The amount of fine dining restaurants cropping up is ridiculous! My list of places to try while in Lima weren’t as long as my days there. I struggled to juggle different meals into different days. There simply wasn’t enough time (or stomach space) to try all of them! I stressed myself out a bit trying to figure out when we could try all the different foods/restaurants. The only solution I had was that we would have to return to Lima.
Our food odyssey started with the giant food festival, Mistura. Spanning ten days with half a million people in attendance this festival has garnered international attention with top chefs attending from all over the world. You mention Mistura in Lima and you will undoubtedly get yourself into an in-depth conversation about Peruvian food. Everyone has an opinion, from the taxi driver to the five star chef. You could feel the excitement.
We loved Mistura, so much that we attended two days to be sure to sample everything we wanted. The quality of the food was high for a festival of this sort (cooking outside is usually never as good as kitchens inside) and the festival was highly organized into different mundos (worlds). You had the world of ceviche, andean, amazonian, cacao, quinoa, anticuchos, brasas (food cooked over open fires) the list went on and on. Impressively, they had a world of bread with ovens outside. Baking, fresh, good quality bread outdoors! Unbelievable!
Mistura just got us warmed up for what was to come. We moved onto Lima’s bustling restaurant scene. At the top of my list was restaurant ‘Central’. Voted one of the 50 best in the WORLD (a huge honor for those not in the know) chef Virgilio Martinez is one of many helping to propel Peruvian gastronomy to new heights.
Martinez makes use of the bounty of ingredients that Peru has on offer.

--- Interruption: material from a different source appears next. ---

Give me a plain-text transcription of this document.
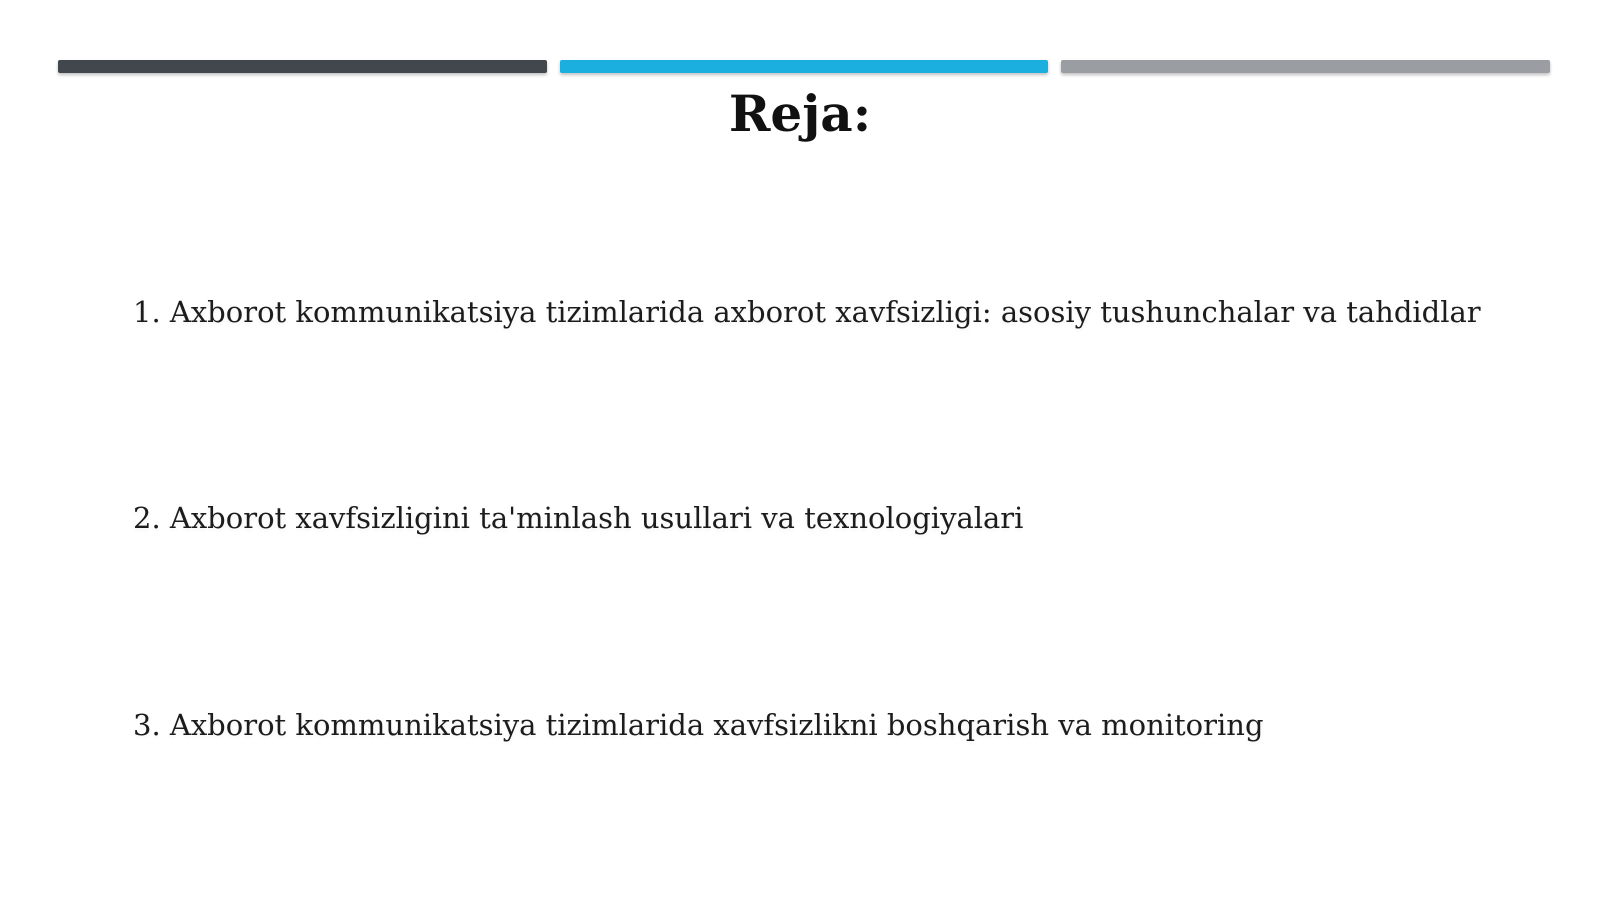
Reja:
1. Axborot kommunikatsiya tizimlarida axborot xavfsizligi: asosiy tushunchalar va tahdidlar
2. Axborot xavfsizligini ta'minlash usullari va texnologiyalari
3. Axborot kommunikatsiya tizimlarida xavfsizlikni boshqarish va monitoring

His initiative called Mater has him foraging all over Peru from the jungles of the Amazon rainforest to the high Andean altiplano. I love what chef Martinez is doing at his restaurant. I think the idea is not only creative and elevates the food to art form but it’s also delicious. The flavors and textures are perfectly paired and executed in all of his dishes we sampled. Often times when you have food at this artful level, the flavors become secondary. Not true for this chef. Absolutely flawless. A true genius.

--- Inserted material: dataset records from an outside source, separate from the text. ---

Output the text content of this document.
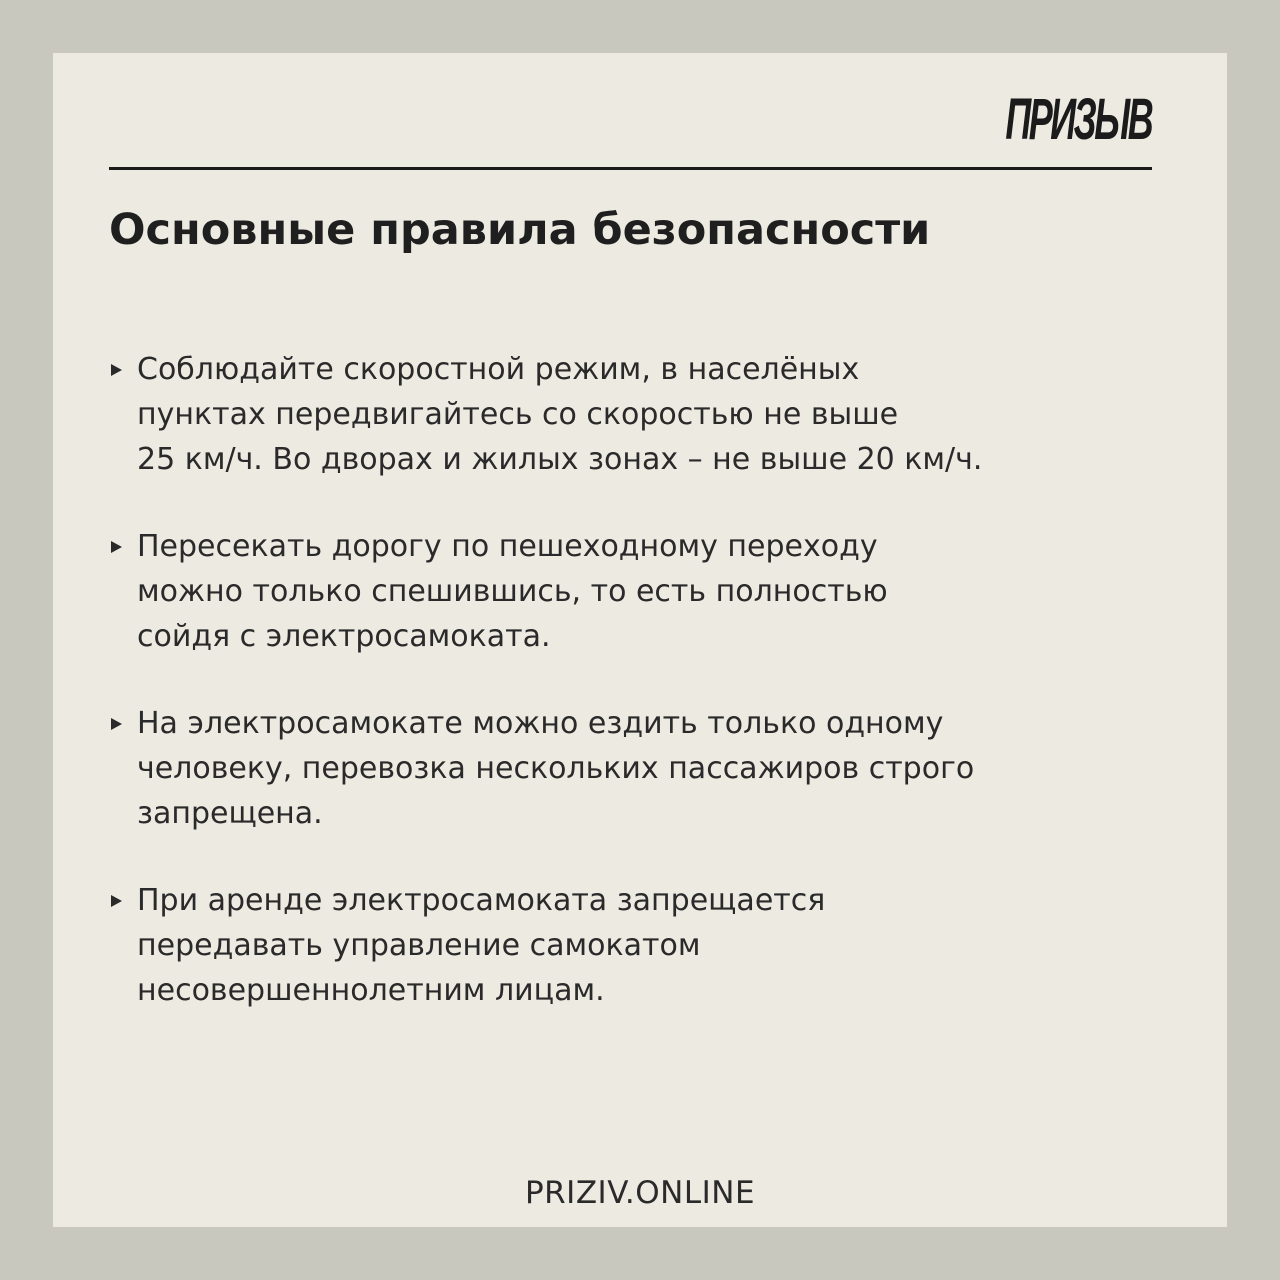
ПРИЗЫВ
Основные правила безопасности
Соблюдайте скоростной режим, в населёных
пунктах передвигайтесь со скоростью не выше
25 км/ч. Во дворах и жилых зонах – не выше 20 км/ч.
Пересекать дорогу по пешеходному переходу
можно только спешившись, то есть полностью
сойдя с электросамоката.
На электросамокате можно ездить только одному
человеку, перевозка нескольких пассажиров строго
запрещена.
При аренде электросамоката запрещается
передавать управление самокатом
несовершеннолетним лицам.
PRIZIV.ONLINE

The result is a menu bringing tastes ranging from the depths of the ocean to the heights of the mountains. Virgilio and his team go out nearly every weekend to discover new herbs, plants or trees. He transforms these raw ingredients to artful, creative and delicious food. We splashed out on the tasting menu which was worth every single Nuevo Sole (the Peruvian currency).

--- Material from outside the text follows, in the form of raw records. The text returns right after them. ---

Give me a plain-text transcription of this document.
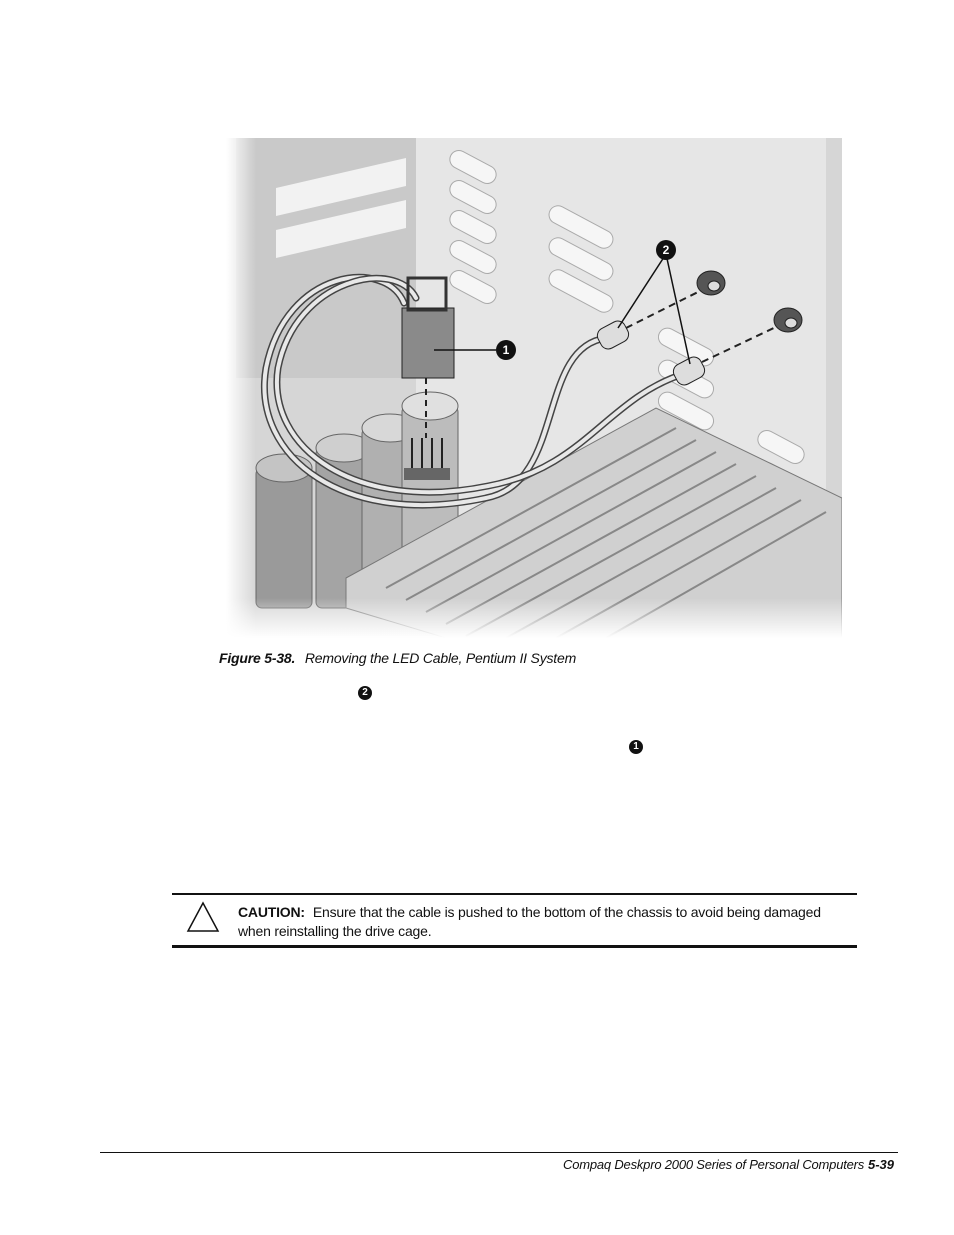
1
2
Figure 5-38. Removing the LED Cable, Pentium II System
2
1
CAUTION: Ensure that the cable is pushed to the bottom of the chassis to avoid being damaged when reinstalling the drive cage.
Compaq Deskpro 2000 Series of Personal Computers 5-39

It was so good, I would put it in the top 3 meals of my life! And the best part? I got to meet chef Martinez and talk with him, thanks to a friend I have in Lima that has another friend that knows some very important people in the industry. I have never been star-struck in my life and often think celebrity watching is over-rated but I was giddy with excitement and absolutely gushing when talking with him. It helps that he is easy on the eyes! Chef Martinez couldn’t have been more humble and generous. My face nearly hit the floor when we received the bill and discovered that he purchased one of our tasting menus!!! I literally pinched myself to make sure I wasn’t dreaming!